Cabe aqui, entretanto, ainda quanto ao uso do nome estipulação notarial, distinguir um sentido menos propício e outro mais estrito. Esse termo estipulação parece próprio para os casos de pactos ou convênios entre os clientes, é dizer, quando se trate de contratos, como corresponde à stipulatio romana. Diversamente, falar em estipulação quando se cuide de ato unilateral (p.ex., testamento, doação) é impróprio, porque então a vontade está destinada a um terceiro (cf. Gomá Salcedo, Chico Ortiz e Ramirez Ramirez); melhor é, então, neste quadro, falar em mera disposição ou outorga. É o que também entende Giménez Arnau: “…la palabra estipulación parece hacer referencia a un acuerdo bilateral, en tanto que la disposición supone un acto de carácter más bien unilateral”.
718. Enfim, na estipulação notarial consolida-se a expressão fiel das vontades contratantes, assim as pôde compreender e interpretar o notário, e também sua textualização deve guardar harmonia com os efeitos jurídicos almejados pelos clientes e os moldes legais que assegurem essa eficácia (cf. Chico Ortiz e Ramirez Ramirez).
Por mais deva, de resto, afirmar-se a importância, marcante na etapa da audição notarial, quanto à compreensão das vontades contratantes e sua interpretação, não se deve reduzir em relevância a tarefa redacional da parte dispositiva da escritura.
Para já, é essa a parte, a dispositiva ou estipulativa, em que mais se centra a posterior qualificação registral, nada obstante o registrador possa valer-se da expositio para, também ele, compreender e interpretar as vontades expressadas no título notarial. Não é demasiado insistir, neste passo, que o registrador não é um amanuense matricial –um mero copiador de textos escriturados pelo notário. O registrador, que é um jurista e não um mero documentador, é também um criador de textos, para os quais recolhe atos, negócios e vontades instrumentados na escritura notarial.
O que ainda parece deva destacar-se é que, na estipulação notarial, por ser ela um consequente da comparência e da expositio, há um campo de liberdade na atuação do notário; mais exatamente, é neste momento que se solidam a compreensão e a interpretação notariais das vontades contratantes, bem como o submetimento dos negócios à moldura legal escolhida ou, mais amplamente, ao quadro do direito que justifica a eficácia dos contratos. Mas vai-se um tanto além, porque não basta –oralmente– compreender, interpretar e exercer a função de conselho e previdência (a tarefa do cavere, a função previsora de danos e lesões), senão que o notário tem ainda uma derradeira liberdade (que se reclama responsável, que se recomenda clara, que se exige veraz): a de textualizar o quanto compreendeu, interpretou e pôs sob o molde do direito aplicável.
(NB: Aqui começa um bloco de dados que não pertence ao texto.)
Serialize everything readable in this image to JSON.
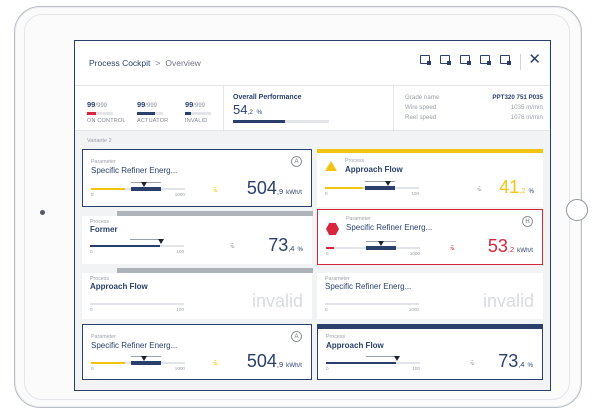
{
  "header": {
    "breadcrumb_root": "Process Cockpit",
    "breadcrumb_separator": ">",
    "breadcrumb_current": "Overview",
    "close_glyph": "✕"
  },
  "status": {
    "items": [
      {
        "value": "99",
        "max": "/999",
        "label": "ON CONTROL",
        "color": "#d7263d"
      },
      {
        "value": "99",
        "max": "/999",
        "label": "ACTUATOR",
        "color": "#2a3f6c"
      },
      {
        "value": "99",
        "max": "/999",
        "label": "INVALID",
        "color": "#2a3f6c"
      }
    ],
    "overall_title": "Overall Performance",
    "overall_value": "54",
    "overall_decimal": ",2",
    "overall_unit": "%",
    "overall_fraction": 0.54
  },
  "grade": {
    "grade_label": "Grade name",
    "grade_value": "PPT320 751 P035",
    "wire_label": "Wire speed",
    "wire_value": "1035 m/min",
    "reel_label": "Reel speed",
    "reel_value": "1076 m/min"
  },
  "variant_label": "Variante 2",
  "tiles": {
    "t1": {
      "kind": "Parameter",
      "name": "Specific Refiner Energ...",
      "badge": "A",
      "lo": "0",
      "hi": "1000",
      "value": "504",
      "decimal": ",9",
      "unit": "kWh/t",
      "trend": "⩯"
    },
    "t2": {
      "kind": "Process",
      "name": "Approach Flow",
      "lo": "0",
      "hi": "100",
      "value": "41",
      "decimal": ",2",
      "unit": "%",
      "trend": "⩯"
    },
    "t3": {
      "kind": "Process",
      "name": "Former",
      "lo": "0",
      "hi": "100",
      "value": "73",
      "decimal": ",4",
      "unit": "%",
      "trend": "⩯"
    },
    "t4": {
      "kind": "Parameter",
      "name": "Specific Refiner Energ...",
      "badge": "H",
      "lo": "0",
      "hi": "1000",
      "value": "53",
      "decimal": ",2",
      "unit": "kWh/t",
      "trend": "⩯"
    },
    "t5": {
      "kind": "Process",
      "name": "Approach Flow",
      "lo": "0",
      "hi": "100",
      "invalid": "invalid"
    },
    "t6": {
      "kind": "Parameter",
      "name": "Specific Refiner Energ...",
      "lo": "0",
      "hi": "1000",
      "invalid": "invalid"
    },
    "t7": {
      "kind": "Parameter",
      "name": "Specific Refiner Energ...",
      "badge": "A",
      "lo": "0",
      "hi": "1000",
      "value": "504",
      "decimal": ",9",
      "unit": "kWh/t",
      "trend": "⩯"
    },
    "t8": {
      "kind": "Process",
      "name": "Approach Flow",
      "lo": "0",
      "hi": "100",
      "value": "73",
      "decimal": ",4",
      "unit": "%",
      "trend": "⩯"
    }
  },
  "colors": {
    "navy": "#2a3f6c",
    "warning": "#f1c40f",
    "alarm": "#d7263d",
    "muted": "#aeb3b9"
  },
  "icons": [
    "window-icon",
    "close-icon",
    "warning-triangle-icon",
    "alarm-hexagon-icon",
    "trend-arrows-icon"
  ]
}
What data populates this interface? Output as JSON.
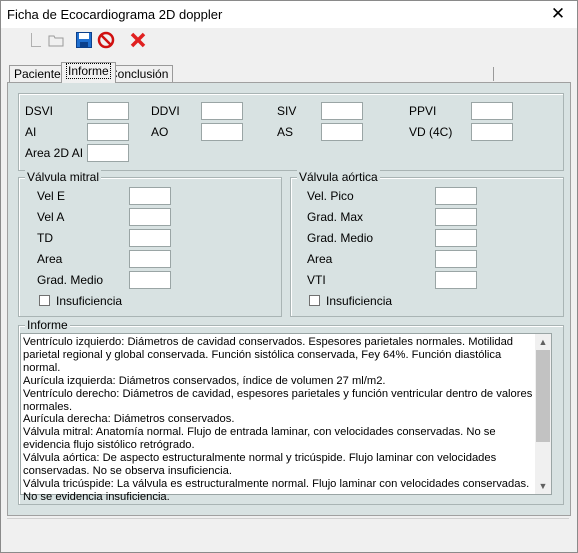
{
  "window": {
    "title": "Ficha de Ecocardiograma 2D doppler",
    "close_glyph": "✕"
  },
  "toolbar": {
    "icons": [
      "new-icon",
      "open-icon",
      "save-icon",
      "cancel-icon",
      "delete-icon"
    ]
  },
  "tabs": [
    {
      "label": "Paciente"
    },
    {
      "label": "Informe"
    },
    {
      "label": "Conclusión"
    }
  ],
  "measures": {
    "dsvi": "DSVI",
    "ddvi": "DDVI",
    "siv": "SIV",
    "ppvi": "PPVI",
    "ai": "AI",
    "ao": "AO",
    "as": "AS",
    "vd": "VD (4C)",
    "area_ai": "Area 2D AI"
  },
  "mitral": {
    "title": "Válvula mitral",
    "fields": [
      "Vel E",
      "Vel A",
      "TD",
      "Area",
      "Grad. Medio"
    ],
    "insuf": "Insuficiencia"
  },
  "aortic": {
    "title": "Válvula aórtica",
    "fields": [
      "Vel. Pico",
      "Grad. Max",
      "Grad. Medio",
      "Area",
      "VTI"
    ],
    "insuf": "Insuficiencia"
  },
  "informe": {
    "title": "Informe",
    "lines": [
      "Ventrículo izquierdo: Diámetros de cavidad conservados. Espesores parietales normales. Motilidad parietal regional y global conservada. Función sistólica conservada, Fey 64%. Función diastólica normal.",
      "Aurícula izquierda: Diámetros conservados, índice de volumen 27 ml/m2.",
      "Ventrículo derecho: Diámetros de cavidad, espesores parietales y función ventricular dentro de valores normales.",
      "Aurícula derecha: Diámetros conservados.",
      "Válvula mitral: Anatomía normal. Flujo de entrada laminar, con velocidades conservadas. No se evidencia flujo sistólico retrógrado.",
      "Válvula aórtica: De aspecto estructuralmente normal y tricúspide. Flujo laminar con velocidades conservadas. No se observa insuficiencia.",
      "Válvula tricúspide: La válvula es estructuralmente normal. Flujo laminar con velocidades conservadas. No se evidencia insuficiencia."
    ]
  }
}
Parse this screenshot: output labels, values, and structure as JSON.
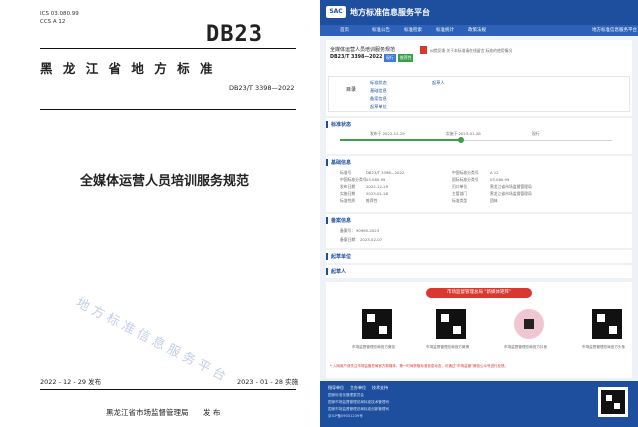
{
  "document": {
    "ics": "ICS 03.080.99",
    "ccs": "CCS A 12",
    "logo": "DB23",
    "region_title": "黑 龙 江 省 地 方 标 准",
    "code": "DB23/T 3398—2022",
    "title": "全媒体运营人员培训服务规范",
    "watermark": "地方标准信息服务平台",
    "issue_date": "2022 - 12 - 29 发布",
    "impl_date": "2023 - 01 - 28 实施",
    "issuer": "黑龙江省市场监督管理局",
    "issuer_suffix": "发 布"
  },
  "portal": {
    "logo_badge": "SAC",
    "site_title": "地方标准信息服务平台",
    "header_right": "地方标准信息服务平台",
    "nav": [
      "首页",
      "标准公告",
      "标准检索",
      "标准统计",
      "政策法规"
    ],
    "std_title": "全媒体运营人员培训服务规范",
    "std_code": "DB23/T 3398—2022",
    "badge_current": "现行",
    "badge_tag": "推荐性",
    "toolbar_note": "纠错反馈 关于本标准请在线留言 标准的使用情况",
    "toc_label": "目录",
    "toc_items": [
      "标准状态",
      "基础信息",
      "备案信息",
      "起草单位"
    ],
    "toc_right": "起草人",
    "status_section": "标准状态",
    "status_issue": "发布于 2022-12-29",
    "status_impl": "实施于 2023-01-28",
    "status_now": "现行",
    "basic_section": "基础信息",
    "basic_left": [
      [
        "标准号",
        "DB23/T 3398—2022"
      ],
      [
        "中国标准分类号",
        "03.080.99"
      ],
      [
        "发布日期",
        "2022-12-29"
      ],
      [
        "实施日期",
        "2023-01-28"
      ],
      [
        "标准性质",
        "推荐性"
      ]
    ],
    "basic_right": [
      [
        "中国标准分类号",
        "A 12"
      ],
      [
        "国际标准分类号",
        "03.080.99"
      ],
      [
        "归口单位",
        "黑龙江省市场监督管理局"
      ],
      [
        "主管部门",
        "黑龙江省市场监督管理局"
      ],
      [
        "标准类型",
        "团体"
      ]
    ],
    "filing_section": "备案信息",
    "filing_no_label": "备案号：",
    "filing_no": "90965-2023",
    "filing_date_label": "备案日期：",
    "filing_date": "2023-02-07",
    "drafter_unit_section": "起草单位",
    "drafter_section": "起草人",
    "promo_banner": "市场监督管理总局 \"新媒体矩阵\"",
    "qr_captions": [
      "市场监督管理总局官方微信",
      "市场监督管理总局官方微博",
      "市场监督管理总局官方抖音",
      "市场监督管理总局官方头条"
    ],
    "footer_note": "* 入网用户请关注市场监管总局官方新媒体，第一时间获取标准信息动态，可通过“市场监管”微信公众号进行反馈。",
    "footer_cols": [
      "指导单位",
      "主办单位",
      "技术支持"
    ],
    "footer_lines": [
      "国家标准化管理委员会",
      "国家市场监督管理总局标准技术管理司",
      "国家市场监督管理总局标准创新管理司",
      "京ICP备09001239号"
    ],
    "colors": {
      "brand": "#1e4f9e",
      "banner": "#d9372f",
      "badge_green": "#3aa14a",
      "badge_blue": "#3e7bd6"
    }
  }
}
Há, pois, sobretudo na parte dispositiva da escritura, uma importante correlação entre a escrita notarial e o escritor notarial.
Nem sempre se tem advertido, de um modo genérico e, em particular, na fase de estipulação notarial, esta relevância da “personalidad del Notario” (Giménez Arnau). Em 1977, no XIV Congresso Internacional do Notariado Latino, coube a Juan Vallet redigir a apresentação dos notários espanhóis, salientando “que la institución notarial se basa en la persona del notario y en su labor”. Em tempos como os atuais, parece muito oportuno insistir, sublinhadamente, em que o instrumento público é uma obra (externa) formada a partir de uma operação imanente do agir humano de um profissional dotado de independência jurídica e formação especializada: o notário não é um artífice servil limitado a observar, com maior ou menor destreza, as regras e o modo de gerar um documento que, talvez, um aparato tecnológico melhor pudesse produzir. Não, não: o notário é um profissional do direito, um artista liberal que exercita, renovando-a, a vetus ars boni et æqui; é um jurista, enfim, não um servus mechanicus.